Während der Coronavirus-Pandemie war Stremousow einer der Organisatoren von Protesten gegen Quarantänebeschränkungen. Auf seinem Youtube-Kanal, dessen Profilbild ein Stalin-Foto ist, veröffentlichte er Videos, in denen er den Behörden absichtliche Verbreitung von Covid-19 vorwirft und immer wieder von der angeblichen Existenz von "US-Biolaboren" in der Ukraine spricht - eine unbelegte Lüge, mit der der Kreml unter anderem den Einmarsch in die Ukraine rechtfertigte. 2020 kandidierte Stremousow für das Amt des Bürgermeisters von Cherson, erhielt aber lediglich 1,3 Prozent der Stimmen.
"Russischer Nationalist mit ukrainischem Pass"
In den Jahren zuvor sorgte der pro-russische Aktivist mehrmals für negative Schlagzeilen. 2017 schlug er im Gebäude der Stadtverwaltung einen Polizisten nieder. Ein Jahr später verletzte er mit einer Schreckschusspistole einen Wachmann eines öffentlichen Strands. Die Auseinandersetzung ließ er filmen und veröffentlichte das Video später auf Youtube. Auch mit mehreren weiteren Angriffen auf ukrainische Politiker und Beamte fiel er auf. Dabei kam der "russische Nationalist mit ukrainischem Pass" immer ungestraft davon, wie der ukrainische Politologe Wladimir Moltschanow in einem Beitrag bei Radio Liberty erklärte. Diese Zurückhaltung seitens der Polizei erklärt der Experte mit Stremousows Verbindungen zu wichtigen pro-russischen Politikern.
Im März 2022, einen Monat nach der Einnahme der Stadt Cherson, ernannten die Russen Stremousow zum Leiter der "zivil-militärischen Verwaltung" der gleichnamigen Oblast - eine bessere Kandidatur hätten sich die Besatzer kaum vorstellen können.

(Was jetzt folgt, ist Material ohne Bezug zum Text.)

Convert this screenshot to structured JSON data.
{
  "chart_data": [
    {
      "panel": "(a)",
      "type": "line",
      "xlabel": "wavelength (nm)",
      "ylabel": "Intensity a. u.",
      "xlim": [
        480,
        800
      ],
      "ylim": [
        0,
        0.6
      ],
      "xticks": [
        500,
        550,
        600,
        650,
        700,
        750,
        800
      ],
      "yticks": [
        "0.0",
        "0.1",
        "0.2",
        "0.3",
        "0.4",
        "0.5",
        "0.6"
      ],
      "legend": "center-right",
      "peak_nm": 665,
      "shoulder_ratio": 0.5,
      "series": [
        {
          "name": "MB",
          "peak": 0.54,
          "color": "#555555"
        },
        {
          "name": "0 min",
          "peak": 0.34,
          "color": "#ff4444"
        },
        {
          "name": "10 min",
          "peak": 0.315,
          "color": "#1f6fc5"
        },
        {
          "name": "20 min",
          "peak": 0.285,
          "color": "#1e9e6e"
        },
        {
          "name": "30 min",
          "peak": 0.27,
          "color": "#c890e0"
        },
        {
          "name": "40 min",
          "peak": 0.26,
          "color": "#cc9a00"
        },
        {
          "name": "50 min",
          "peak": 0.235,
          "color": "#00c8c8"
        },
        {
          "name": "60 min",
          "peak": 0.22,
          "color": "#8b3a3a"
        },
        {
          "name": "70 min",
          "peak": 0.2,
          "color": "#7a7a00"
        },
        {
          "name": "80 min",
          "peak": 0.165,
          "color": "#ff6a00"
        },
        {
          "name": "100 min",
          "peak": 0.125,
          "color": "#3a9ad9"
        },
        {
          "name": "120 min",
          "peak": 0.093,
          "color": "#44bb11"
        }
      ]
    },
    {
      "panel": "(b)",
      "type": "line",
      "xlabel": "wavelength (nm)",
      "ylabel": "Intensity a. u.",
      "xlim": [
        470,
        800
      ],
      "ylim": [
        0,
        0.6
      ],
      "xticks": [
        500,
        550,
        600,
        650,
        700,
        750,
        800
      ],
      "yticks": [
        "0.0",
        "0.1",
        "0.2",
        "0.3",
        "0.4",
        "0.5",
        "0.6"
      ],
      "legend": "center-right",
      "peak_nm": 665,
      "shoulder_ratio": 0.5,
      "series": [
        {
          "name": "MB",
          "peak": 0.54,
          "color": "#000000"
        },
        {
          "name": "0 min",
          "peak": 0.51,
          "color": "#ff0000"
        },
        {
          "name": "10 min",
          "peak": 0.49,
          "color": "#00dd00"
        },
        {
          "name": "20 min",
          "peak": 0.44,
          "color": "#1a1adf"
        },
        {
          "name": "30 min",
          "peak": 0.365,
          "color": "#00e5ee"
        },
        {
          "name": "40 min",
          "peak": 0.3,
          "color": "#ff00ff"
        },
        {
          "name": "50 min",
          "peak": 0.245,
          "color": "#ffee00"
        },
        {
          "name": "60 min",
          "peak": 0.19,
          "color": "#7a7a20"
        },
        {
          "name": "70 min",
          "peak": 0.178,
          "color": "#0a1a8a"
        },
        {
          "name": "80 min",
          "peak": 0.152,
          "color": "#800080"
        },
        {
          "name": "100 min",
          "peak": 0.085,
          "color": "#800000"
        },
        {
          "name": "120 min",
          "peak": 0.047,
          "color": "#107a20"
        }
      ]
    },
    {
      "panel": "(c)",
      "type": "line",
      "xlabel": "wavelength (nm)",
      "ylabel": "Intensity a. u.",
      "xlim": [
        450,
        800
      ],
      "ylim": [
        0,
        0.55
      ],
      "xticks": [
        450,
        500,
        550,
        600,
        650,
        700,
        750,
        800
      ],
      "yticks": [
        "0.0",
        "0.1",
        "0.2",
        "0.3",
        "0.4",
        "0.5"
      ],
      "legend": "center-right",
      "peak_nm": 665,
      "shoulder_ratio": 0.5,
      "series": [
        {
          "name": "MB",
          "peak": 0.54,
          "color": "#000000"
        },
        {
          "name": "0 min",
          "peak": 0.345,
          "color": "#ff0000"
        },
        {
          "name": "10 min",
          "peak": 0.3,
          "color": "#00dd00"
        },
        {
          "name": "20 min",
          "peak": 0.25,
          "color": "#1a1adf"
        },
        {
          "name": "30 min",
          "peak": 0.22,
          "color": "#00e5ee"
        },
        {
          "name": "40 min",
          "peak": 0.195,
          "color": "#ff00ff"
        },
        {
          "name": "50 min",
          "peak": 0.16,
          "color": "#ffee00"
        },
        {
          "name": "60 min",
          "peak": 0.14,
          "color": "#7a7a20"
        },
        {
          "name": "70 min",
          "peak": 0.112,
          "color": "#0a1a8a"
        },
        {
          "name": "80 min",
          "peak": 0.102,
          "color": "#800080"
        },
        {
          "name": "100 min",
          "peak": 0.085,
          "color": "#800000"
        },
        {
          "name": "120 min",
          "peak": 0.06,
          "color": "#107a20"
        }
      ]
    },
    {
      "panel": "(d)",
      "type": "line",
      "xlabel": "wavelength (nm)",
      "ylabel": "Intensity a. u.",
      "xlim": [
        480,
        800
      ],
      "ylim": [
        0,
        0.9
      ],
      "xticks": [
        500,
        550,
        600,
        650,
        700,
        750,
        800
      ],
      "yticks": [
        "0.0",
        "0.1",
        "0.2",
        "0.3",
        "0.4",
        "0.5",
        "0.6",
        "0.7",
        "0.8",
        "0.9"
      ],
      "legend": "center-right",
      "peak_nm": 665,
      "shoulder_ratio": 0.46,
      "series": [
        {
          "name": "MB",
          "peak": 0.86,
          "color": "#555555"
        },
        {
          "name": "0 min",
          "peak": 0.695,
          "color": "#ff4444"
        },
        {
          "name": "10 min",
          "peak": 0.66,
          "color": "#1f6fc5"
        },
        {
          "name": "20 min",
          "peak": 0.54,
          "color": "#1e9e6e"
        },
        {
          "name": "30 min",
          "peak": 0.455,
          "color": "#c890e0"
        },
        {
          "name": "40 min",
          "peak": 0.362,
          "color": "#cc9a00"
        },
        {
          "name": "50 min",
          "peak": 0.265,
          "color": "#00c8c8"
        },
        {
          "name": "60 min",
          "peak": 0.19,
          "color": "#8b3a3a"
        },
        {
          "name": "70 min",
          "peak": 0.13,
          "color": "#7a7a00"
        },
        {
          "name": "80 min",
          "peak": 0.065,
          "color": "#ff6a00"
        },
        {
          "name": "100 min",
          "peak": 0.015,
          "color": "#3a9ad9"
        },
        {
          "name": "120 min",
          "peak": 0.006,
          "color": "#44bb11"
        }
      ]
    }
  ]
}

Wenige Wochen später kündigte der dankbare Kollaborateur einen Brief an den Kreml mit der Bitte an, die Region auch ohne Referendum an Russland "anzuschließen". "Cherson will nach Russland", sagte der 45-Jährige damals. Für ihn persönlich geht der Wunsch offenbar in Erfüllung - in einem Fünf-Sterne-Hotel in Woronesch. Was seine Stadt angeht, so rückt die von ihm ersehnte Annexion angesichts der ukrainischen Offensive in weite Ferne.